For stability, it is recommended the machine is used with a loader, allowing it to be placed on the ground while it drives in the posts. Post driving is via a hydraulically-driven vibrating hammer.
Requiring about 80l/min of hydraulic flow to operate, the machine features external controls allowing several adjustment; side shift, back shift and mast tilt.
The 1,400kg machine features a 4m stroke and can be folded down for transport. Retail price is £26,550 (€30,000).
Allowing both a round bale and a feed ring to be handled by the same attachment, County Offally company, Ballyealan Engineering has come up with the Easy Arm.
Rather than man-handling the feed ring into position, the one loader attachment can be used to take the bale to the ring, lift the feed ring, place the bale on the ground, and replace the ring over the bale.
This also allows the feed ring to be moved to a ‘fresh’ site, and lets you unwrap the bale while it is safely on the ground.
Designed to primarily save your back, but also make cleaning out those last few bits in the feed bin a lot easier, Meal Riser has come up with a novel mechanised solution.
As the product/company name suggests, the system uses a sprung-loaded platform which automatically rises in the bin as the product gets used up, which therefore gets lighter. Preventing product from dropping between the raising platform and the sides of the bin is a seal.

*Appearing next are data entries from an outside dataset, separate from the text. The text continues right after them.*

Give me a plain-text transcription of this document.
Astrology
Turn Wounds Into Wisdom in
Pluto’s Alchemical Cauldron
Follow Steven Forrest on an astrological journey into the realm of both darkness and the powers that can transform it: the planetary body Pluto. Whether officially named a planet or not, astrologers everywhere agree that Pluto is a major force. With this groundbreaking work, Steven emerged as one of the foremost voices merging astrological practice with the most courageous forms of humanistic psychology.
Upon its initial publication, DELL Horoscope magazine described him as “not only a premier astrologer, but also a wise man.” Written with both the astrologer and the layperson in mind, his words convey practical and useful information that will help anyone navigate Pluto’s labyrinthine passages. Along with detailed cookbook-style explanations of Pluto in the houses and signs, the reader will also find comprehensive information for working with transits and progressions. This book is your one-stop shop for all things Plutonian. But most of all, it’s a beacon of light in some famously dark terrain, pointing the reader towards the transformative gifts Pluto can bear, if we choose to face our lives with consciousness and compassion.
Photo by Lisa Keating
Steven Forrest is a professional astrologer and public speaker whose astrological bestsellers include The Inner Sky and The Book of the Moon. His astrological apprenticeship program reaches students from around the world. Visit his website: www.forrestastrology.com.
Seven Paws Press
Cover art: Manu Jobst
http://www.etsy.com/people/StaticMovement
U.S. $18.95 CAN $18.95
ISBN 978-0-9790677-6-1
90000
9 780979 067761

The firm says the system can be fitted in 10 minutes and is compatible JFC round meal bins.
Ideal for outlying land with no water supply or arable farmers taking on stock, for example, County Tipperary company, Solar Pump Solutions has come up with a solar powered water pump.
Three models are available, with the middle model shown able to pump water up to a distance of 1.5km and supply up to eight troughs. It can also cope with rises of 50m, says the manufacturer.
Water sources can be streams, rivers, springs or wells, for example, with the firm claiming the system requires little to no running costs. This is thanks to its electric pump being powered by solar panels.
Power is stored in a 12V battery, allowing the pump to continue working in the dark. It also allows an electric fencer to be powered from the same battery.
For transport and security, all pumping and electrical components are secured in a steel box with lockable lid.
The CE-approved pump is available direct from the company, with prices starting from £1,280 (€1,450).